A Mayan Proposal

May 1, 2012
By ZachRagatz BRONZE, Chandler, Arizona
ZachRagatz BRONZE, Chandler, Arizona
2 articles 0 photos 0 comments

To the Mayans who never finished constructing their calendar,

First, let me start off by saying that you guys are stirring up quite a hullabaloo. Your laziness has spawned controversy, prophecies, and shitty movies, all while highlighting the idiocy of the human race. People are calling December 21, 2012 the “end of the world”, the “apocalypse”, and “my birthday.” People like that are being overly superstitious, obnoxious, pretentious, stupid, idiotic, etc., and it’s really starting to irk me. You need to fix it.

Before I continue ranting, I have a few questions to ask all of you. Let’s begin with this: Why did you make such a long calendar? Your civilization died out around nearly 500 years before your calendar did (oops, spoiler)! Why on earth would you need to look that far in the future? The majority of you had plenty of your problems to deal with (those pesky conquistadores were just the beginning), and yet, you took the time to extend the calendar way longer than you’d ever need it. I don’t even buy enough toilet paper to last me a month, let alone 500 years. Secondly, why didn’t you communicate with the Greeks or the Romans on your calendar set up? If you were such an “advanced society”, maybe you would have let rest of the world know you were going to finish the calendar on December 21, 2012. Send a letter, get in contact with those toga dudes ? I heard pigeon mail was becoming quite the hit in your days. Take the blinders off, and think a little!

To the supervisor of the Mayan calendar venture, I have some complaints that need filing. Firstly, one of your scribes either got lazy, got laid off, or died of the plague, because your project has found a definite end. Your calendar stops precariously on a random day during some asinine year in the future, and none of us have any idea why! Now, if you intended the calendar to end on that specific day, due to some cataclysmic world event that will shatter life as we know it, then please give us a little notice, some sign that you meant it that way. That’s a detail you want to add to a calendar, just like a birthday, or an anniversary.

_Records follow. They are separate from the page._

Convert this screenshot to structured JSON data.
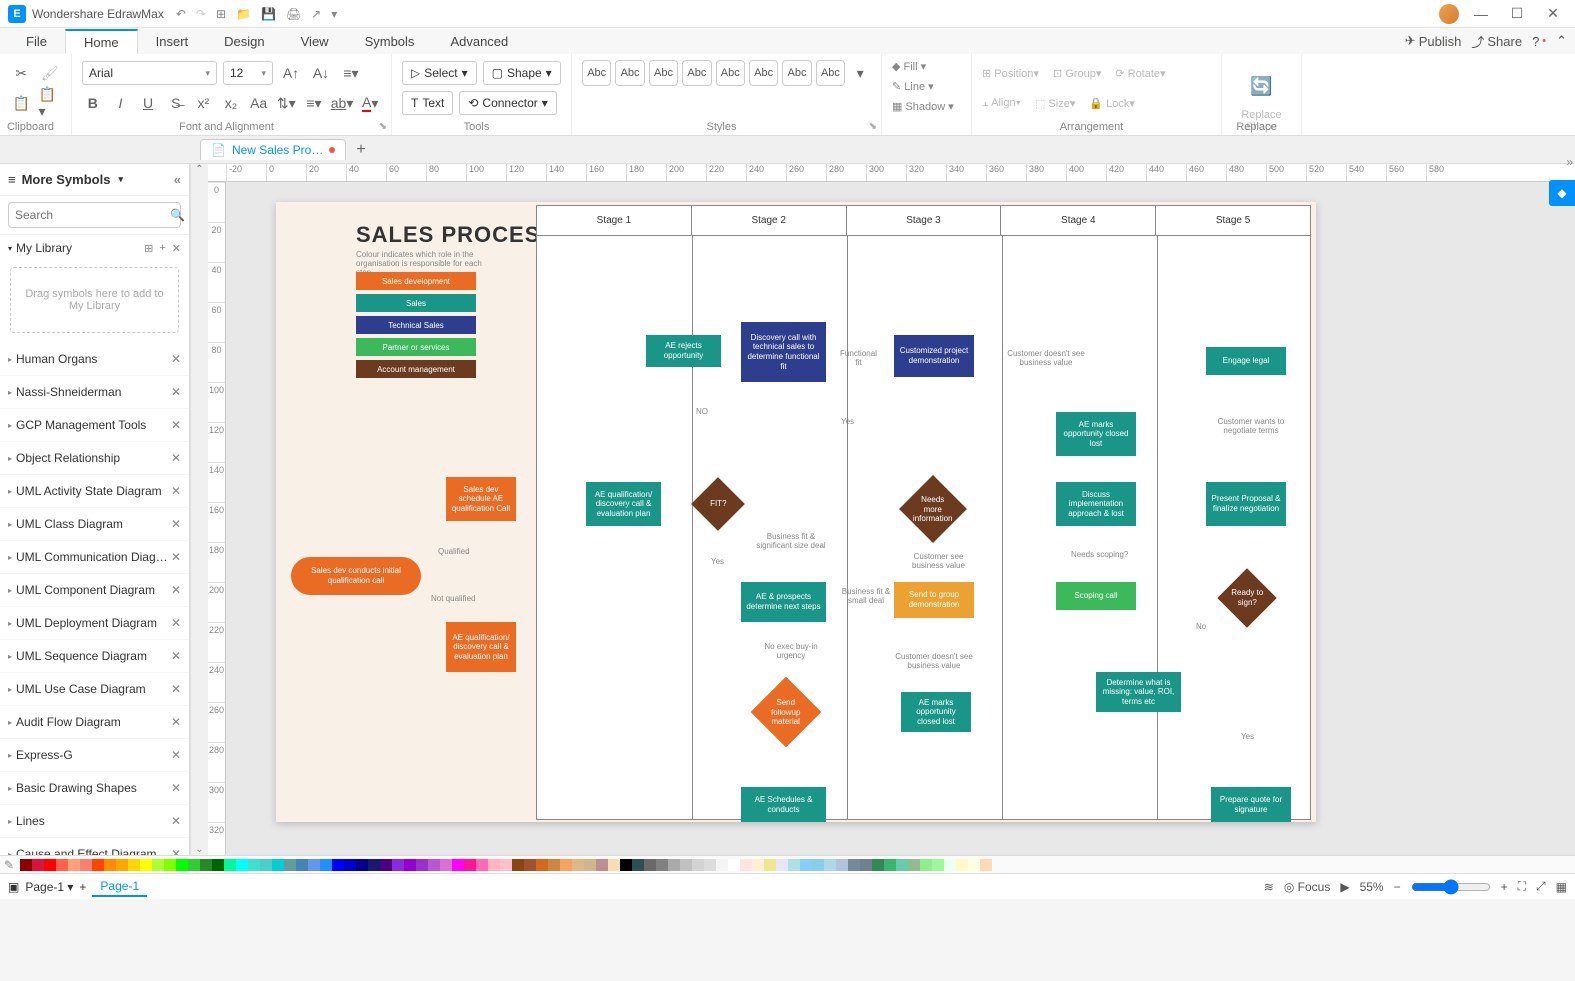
{
  "app": {
    "title": "Wondershare EdrawMax"
  },
  "menu": {
    "items": [
      "File",
      "Home",
      "Insert",
      "Design",
      "View",
      "Symbols",
      "Advanced"
    ],
    "active": 1,
    "publish": "Publish",
    "share": "Share"
  },
  "ribbon": {
    "clipboard": "Clipboard",
    "fontalign": "Font and Alignment",
    "tools": "Tools",
    "styles": "Styles",
    "arrangement": "Arrangement",
    "replace": "Replace",
    "font": "Arial",
    "size": "12",
    "select": "Select",
    "shape": "Shape",
    "text": "Text",
    "connector": "Connector",
    "fill": "Fill",
    "line": "Line",
    "shadow": "Shadow",
    "position": "Position",
    "group": "Group",
    "rotate": "Rotate",
    "align": "Align",
    "sizeBtn": "Size",
    "lock": "Lock",
    "replaceShape": "Replace\nShape",
    "styleSample": "Abc"
  },
  "doc": {
    "tab": "New Sales Pro…"
  },
  "sidebar": {
    "title": "More Symbols",
    "search": "Search",
    "mylib": "My Library",
    "dropzone": "Drag symbols here to add to My Library",
    "categories": [
      "Human Organs",
      "Nassi-Shneiderman",
      "GCP Management Tools",
      "Object Relationship",
      "UML Activity State Diagram",
      "UML Class Diagram",
      "UML Communication Diagr…",
      "UML Component Diagram",
      "UML Deployment Diagram",
      "UML Sequence Diagram",
      "UML Use Case Diagram",
      "Audit Flow Diagram",
      "Express-G",
      "Basic Drawing Shapes",
      "Lines",
      "Cause and Effect Diagram"
    ]
  },
  "flow": {
    "title": "SALES PROCESS",
    "subtitle": "Colour indicates which role in the organisation is responsible for each step",
    "stages": [
      "Stage 1",
      "Stage 2",
      "Stage 3",
      "Stage 4",
      "Stage 5"
    ],
    "legend": [
      "Sales development",
      "Sales",
      "Technical Sales",
      "Partner or services",
      "Account management"
    ],
    "shapes": {
      "s1": "Sales dev conducts initial qualification call",
      "s2": "Sales dev schedule AE qualification Call",
      "s3": "AE qualification/ discovery call & evaluation plan",
      "s4": "AE qualification/ discovery call & evaluation plan",
      "s5": "AE rejects opportunity",
      "s6": "FIT?",
      "s7": "Discovery call with technical sales to determine functional fit",
      "s8": "AE & prospects determine next steps",
      "s9": "Send followup material",
      "s10": "AE Schedules & conducts",
      "s11": "Customized project demonstration",
      "s12": "Needs more information",
      "s13": "Send to group demonstration",
      "s14": "AE marks opportunity closed lost",
      "s15": "AE marks opportunity closed lost",
      "s16": "Discuss implementation approach & lost",
      "s17": "Scoping call",
      "s18": "Determine what is missing: value, ROI, terms etc",
      "s19": "Engage legal",
      "s20": "Present Proposal & finalize negotiation",
      "s21": "Ready to sign?",
      "s22": "Prepare quote for signature"
    },
    "labels": {
      "qualified": "Qualified",
      "notqualified": "Not qualified",
      "no": "NO",
      "yes": "Yes",
      "yes2": "Yes",
      "no2": "No",
      "funcfit": "Functional fit",
      "bizfit": "Business fit & significant size deal",
      "bizfitsmall": "Business fit & small deal",
      "noexec": "No exec buy-in urgency",
      "custsee": "Customer see business value",
      "custnosee": "Customer doesn't see business value",
      "custnosee2": "Customer doesn't see business value",
      "needsscoping": "Needs scoping?",
      "custwants": "Customer wants to negotiate terms",
      "yes3": "Yes"
    }
  },
  "status": {
    "page": "Page-1",
    "pagetab": "Page-1",
    "focus": "Focus",
    "zoom": "55%"
  },
  "ruler": {
    "h": [
      "-20",
      "0",
      "20",
      "40",
      "60",
      "80",
      "100",
      "120",
      "140",
      "160",
      "180",
      "200",
      "220",
      "240",
      "260",
      "280",
      "300",
      "320",
      "340",
      "360",
      "380",
      "400",
      "420",
      "440",
      "460",
      "480",
      "500",
      "520",
      "540",
      "560",
      "580"
    ],
    "v": [
      "0",
      "20",
      "40",
      "60",
      "80",
      "100",
      "120",
      "140",
      "160",
      "180",
      "200",
      "220",
      "240",
      "260",
      "280",
      "300",
      "320"
    ]
  },
  "colors": [
    "#8B0000",
    "#DC143C",
    "#FF0000",
    "#FF6347",
    "#FFA07A",
    "#FA8072",
    "#FF4500",
    "#FF8C00",
    "#FFA500",
    "#FFD700",
    "#FFFF00",
    "#ADFF2F",
    "#7FFF00",
    "#00FF00",
    "#32CD32",
    "#228B22",
    "#006400",
    "#00FA9A",
    "#00FFFF",
    "#40E0D0",
    "#48D1CC",
    "#00CED1",
    "#5F9EA0",
    "#4682B4",
    "#6495ED",
    "#1E90FF",
    "#0000FF",
    "#0000CD",
    "#00008B",
    "#191970",
    "#4B0082",
    "#8A2BE2",
    "#9400D3",
    "#9932CC",
    "#BA55D3",
    "#DA70D6",
    "#FF00FF",
    "#FF1493",
    "#FF69B4",
    "#FFB6C1",
    "#FFC0CB",
    "#8B4513",
    "#A0522D",
    "#D2691E",
    "#CD853F",
    "#F4A460",
    "#DEB887",
    "#D2B48C",
    "#BC8F8F",
    "#F5DEB3",
    "#000000",
    "#2F4F4F",
    "#696969",
    "#808080",
    "#A9A9A9",
    "#C0C0C0",
    "#D3D3D3",
    "#DCDCDC",
    "#F5F5F5",
    "#FFFFFF",
    "#FFE4E1",
    "#FFEFD5",
    "#F0E68C",
    "#E6E6FA",
    "#B0E0E6",
    "#87CEFA",
    "#87CEEB",
    "#ADD8E6",
    "#B0C4DE",
    "#778899",
    "#708090",
    "#2E8B57",
    "#3CB371",
    "#66CDAA",
    "#8FBC8F",
    "#90EE90",
    "#98FB98",
    "#F0FFF0",
    "#FFFACD",
    "#FFFFE0",
    "#FFDAB9"
  ]
}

To the leader of the Mayans, the head honcho, those complaints above apply to you as well! You seem to have no problem organizing virgin sacrifices or assaults on nearby villages, but leaving your calendar unfinished? Come on. The modern world is counting on your skills to lead your people, and we’re also counting on your ability to count! We modern folk aren’t smart enough to create our own calendar, now that we’ve been copying you all for so long. I don’t care if you realized 500 extra years on the calendar is unnecessary ? you need to finish what you start. Nowadays, if a problem occurs, we blame the leader; I didn’t make that rule, I’m just copying everyone else.

Overall, Mayans, I just want you to be more responsible when it comes to making such a pivotal calendar. If you had enough foresight to be able to construct a calendar 500 extra years, you should have known that us modern folks would rely on it! Why was there no communication with the other intelligentsia of the world? How come the Greeks and Romans didn’t end their calendar on the same day? Because y’all are lying to us! Don’t be taking shortcuts, Mayans; you need to finish what you start.

However, I cannot finish drafting this letter yet, as I am indisposed at the moment, stocking my underground bunker with toilet paper. Hopefully it’ll last as long as you guys did.